Some Milwaukee aldermen are calling for policing reforms in the wake of Monday’s decision in the Dontre Hamilton case.

Milwaukee County District Attorney John Chisholm announced he would not charge a former police officer for killing Hamilton in Red Arrow Park in April.

The DA says Christopher Manney firing 14 shots to stop Hamilton was self-defense because the mentally-ill man began fighting. Federal prosecutors now plan to review the case for possible civil rights violations.

The proposals from alderman aim to prevent deaths of citizens in police custody and improve police/community relations. Ald. Milele Coggs was the first to speak at a Tuesday press conference at City Hall. She said she believes everyone in the community feels some pain over Dontre Hamilton’s death.

“But we have an opportunity. As legislators, and as members of Milwaukee’s Common Council, to advocate for and create solutions.
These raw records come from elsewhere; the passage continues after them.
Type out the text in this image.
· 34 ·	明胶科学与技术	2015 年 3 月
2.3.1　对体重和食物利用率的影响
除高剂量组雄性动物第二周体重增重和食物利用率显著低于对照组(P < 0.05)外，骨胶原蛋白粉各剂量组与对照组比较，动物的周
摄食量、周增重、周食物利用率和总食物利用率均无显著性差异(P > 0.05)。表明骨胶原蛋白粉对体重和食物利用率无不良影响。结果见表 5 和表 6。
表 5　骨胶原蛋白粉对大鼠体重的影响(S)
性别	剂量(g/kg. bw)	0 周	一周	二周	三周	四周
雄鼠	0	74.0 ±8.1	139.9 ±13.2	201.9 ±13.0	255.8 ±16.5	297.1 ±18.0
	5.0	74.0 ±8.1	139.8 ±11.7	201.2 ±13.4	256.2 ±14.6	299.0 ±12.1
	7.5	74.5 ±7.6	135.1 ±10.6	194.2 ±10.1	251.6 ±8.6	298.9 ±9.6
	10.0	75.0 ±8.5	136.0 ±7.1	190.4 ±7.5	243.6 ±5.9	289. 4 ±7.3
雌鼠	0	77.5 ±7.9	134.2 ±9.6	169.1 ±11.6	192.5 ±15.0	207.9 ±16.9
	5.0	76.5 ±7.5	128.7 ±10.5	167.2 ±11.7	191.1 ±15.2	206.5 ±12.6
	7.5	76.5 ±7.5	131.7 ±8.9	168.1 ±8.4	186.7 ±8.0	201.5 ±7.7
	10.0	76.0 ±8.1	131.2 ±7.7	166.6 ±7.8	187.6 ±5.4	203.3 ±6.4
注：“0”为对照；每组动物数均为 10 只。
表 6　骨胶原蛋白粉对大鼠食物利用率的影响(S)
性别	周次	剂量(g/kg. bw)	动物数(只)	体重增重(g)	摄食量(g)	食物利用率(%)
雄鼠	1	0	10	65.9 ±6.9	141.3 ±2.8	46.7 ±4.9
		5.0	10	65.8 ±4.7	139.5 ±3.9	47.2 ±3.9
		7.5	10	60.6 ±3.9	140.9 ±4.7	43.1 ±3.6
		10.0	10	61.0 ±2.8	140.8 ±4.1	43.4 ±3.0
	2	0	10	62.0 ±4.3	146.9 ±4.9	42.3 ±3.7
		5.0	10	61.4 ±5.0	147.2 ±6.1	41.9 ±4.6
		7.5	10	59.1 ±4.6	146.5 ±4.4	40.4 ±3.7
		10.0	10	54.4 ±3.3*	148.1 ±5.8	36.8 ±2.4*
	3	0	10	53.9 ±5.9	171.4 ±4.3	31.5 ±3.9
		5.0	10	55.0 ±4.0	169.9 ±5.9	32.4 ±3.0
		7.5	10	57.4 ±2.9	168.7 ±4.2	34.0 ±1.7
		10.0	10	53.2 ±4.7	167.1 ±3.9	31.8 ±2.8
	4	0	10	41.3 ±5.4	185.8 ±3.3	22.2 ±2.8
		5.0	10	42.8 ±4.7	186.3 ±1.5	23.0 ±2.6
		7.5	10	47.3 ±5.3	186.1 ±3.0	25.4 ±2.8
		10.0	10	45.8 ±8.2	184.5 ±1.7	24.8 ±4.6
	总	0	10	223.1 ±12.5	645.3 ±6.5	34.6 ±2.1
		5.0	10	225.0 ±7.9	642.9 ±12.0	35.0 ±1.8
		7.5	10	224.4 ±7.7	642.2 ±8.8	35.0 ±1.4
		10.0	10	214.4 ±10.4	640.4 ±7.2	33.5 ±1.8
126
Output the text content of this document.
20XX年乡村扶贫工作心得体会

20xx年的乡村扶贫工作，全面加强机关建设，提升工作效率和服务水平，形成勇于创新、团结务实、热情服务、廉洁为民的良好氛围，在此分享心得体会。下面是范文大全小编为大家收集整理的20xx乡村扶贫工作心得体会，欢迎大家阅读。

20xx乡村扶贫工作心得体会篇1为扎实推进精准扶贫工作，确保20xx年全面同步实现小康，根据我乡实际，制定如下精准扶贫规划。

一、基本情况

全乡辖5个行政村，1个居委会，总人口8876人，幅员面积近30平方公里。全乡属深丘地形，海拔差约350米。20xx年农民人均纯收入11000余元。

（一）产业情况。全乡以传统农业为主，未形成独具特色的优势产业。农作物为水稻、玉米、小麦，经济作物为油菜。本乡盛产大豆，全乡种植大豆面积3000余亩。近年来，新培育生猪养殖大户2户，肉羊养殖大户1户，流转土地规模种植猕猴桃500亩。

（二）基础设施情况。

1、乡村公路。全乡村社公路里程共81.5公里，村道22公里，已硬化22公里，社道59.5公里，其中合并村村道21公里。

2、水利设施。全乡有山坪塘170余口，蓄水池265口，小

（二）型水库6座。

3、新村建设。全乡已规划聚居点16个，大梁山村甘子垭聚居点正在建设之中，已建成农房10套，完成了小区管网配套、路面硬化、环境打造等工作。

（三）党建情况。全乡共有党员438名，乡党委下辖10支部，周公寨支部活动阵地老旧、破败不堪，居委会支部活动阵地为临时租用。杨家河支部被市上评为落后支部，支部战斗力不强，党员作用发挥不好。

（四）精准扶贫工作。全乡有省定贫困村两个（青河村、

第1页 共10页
So that other families, for as much as we can, don’t have to go through the suffering and pain that the Hamilton family is currently going through,” Coggs says.

One proposal the five council members are recommending, is to create a community advisory group. Ald. Russell Stamper says it would suggest strategies for police to maintain positive, productive relationships with residents.

“For those who claim that there was a breach of trust with the Hamilton family or this community – newsflash. It was never there,” Stamper says.

Stamper says the council will also re-evaluate the diversity training officers receive and seek a new provider for the training.

The third proposal is to begin publicly vetting members of the city’s Fire and Police Commission, and expand the group from seven to nine members. The commission sets policy and procedures for the police department and reviews citizen complaints.

Ald. Willie Wade described the group’s fourth suggestion – to equip every Milwaukee police officer with a body camera to record their interactions.

“That is necessary for protection of the community and the citizens and also protection for our police officers,” Wade says.

The council has allocated $100,000 in the 2015 budget for 50 cameras. Wade says getting a camera for every MPD officer will cost the city close to $1 million.

The final proposal aldermen outlined Tuesday is to create a system to monitor individual officers for indicators of violent or aggressive tendencies.

“We want to have a way of tracking complaints against police officers that would give early warning flag signals so that we can follow up and give those officers the counseling that they would need in order to address whatever type of issues that may be coming up through the course of their interactions with the public,” says Ald. Ashanti Hamilton.

The aldermen say the proposals are only the beginning of a reform process, and they’re looking forward to working with their colleagues and the public on other ideas.

The Milwaukee Police Department issued a written response, saying it welcomes the aldermen’s interest in the department’s efforts to provide the city with police services of the highest ethical and professional standards. The MPD also notes that the “substantive changes” city leaders are suggesting have either been implemented or are underway.